Helen Pellicer, 86, said bowling is a great way to meet people --  even though she hasn't met any particular gentlemen. 

And don't think the athletes aren't competitive.

Bill Newell, 78, rolled a few 200-plus games in his day.  He and 86-year-old Jim Maloney are the lone men on the swingers, and they’re OK with that.  " Oh, that works out very well," he said with a laugh. "Very well."

By the way, Maloney's wife, Rita, is on the team, too. 

It’s a win-win: Good exercise and good company right in the heart of the Silicon Valley. And the seniors point out they don’t need high tech to stay healthy. 
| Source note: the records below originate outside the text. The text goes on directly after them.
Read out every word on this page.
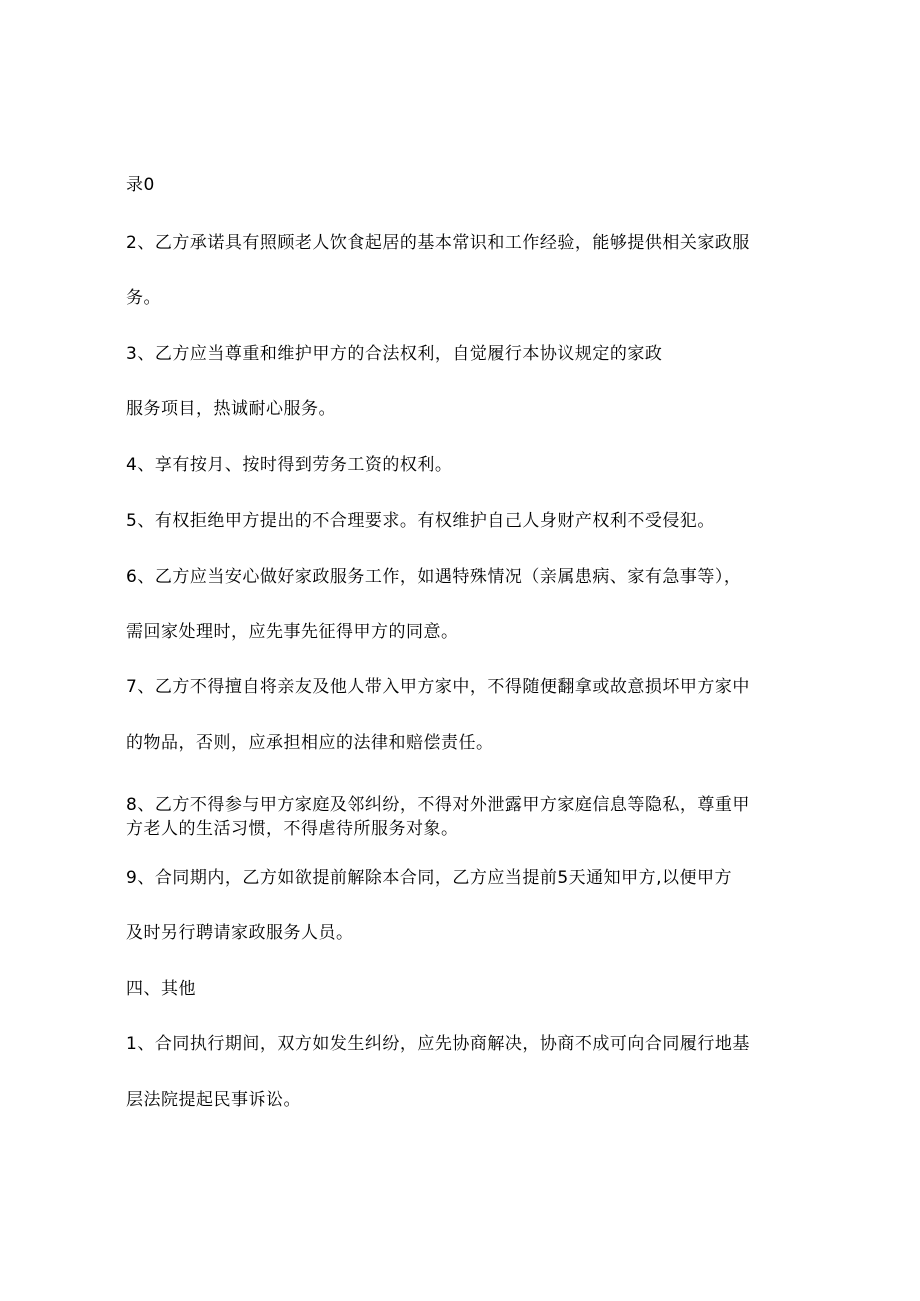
录0
2、乙方承诺具有照顾老人饮食起居的基本常识和工作经验，能够提供相关家政服
务。
3、乙方应当尊重和维护甲方的合法权利，自觉履行本协议规定的家政
服务项目，热诚耐心服务。
4、享有按月、按时得到劳务工资的权利。
5、有权拒绝甲方提出的不合理要求。有权维护自己人身财产权利不受侵犯。
6、乙方应当安心做好家政服务工作，如遇特殊情况（亲属患病、家有急事等），
需回家处理时，应先事先征得甲方的同意。
7、乙方不得擅自将亲友及他人带入甲方家中，不得随便翻拿或故意损坏甲方家中
的物品，否则，应承担相应的法律和赔偿责任。
8、乙方不得参与甲方家庭及邻纠纷，不得对外泄露甲方家庭信息等隐私，尊重甲
方老人的生活习惯，不得虐待所服务对象。
9、合同期内，乙方如欲提前解除本合同，乙方应当提前5天通知甲方,以便甲方
及时另行聘请家政服务人员。
四、其他
1、合同执行期间，双方如发生纠纷，应先协商解决，协商不成可向合同履行地基
层法院提起民事诉讼。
Rita Maloney, 80, said it's all about “being happy, being active, having good friends and eating well!”  

The only sad part of this story, the seniors say, is the lack of bowling alleys.  In the heyday there were more than 15,000 alleys in the US and now, just a little over 3,000.  

The South Bay was hit particularly hard.  There were 17 bowling alleys in the 60s & 70s and now just three, which are flourishing, thanks in part, to the senior leagues.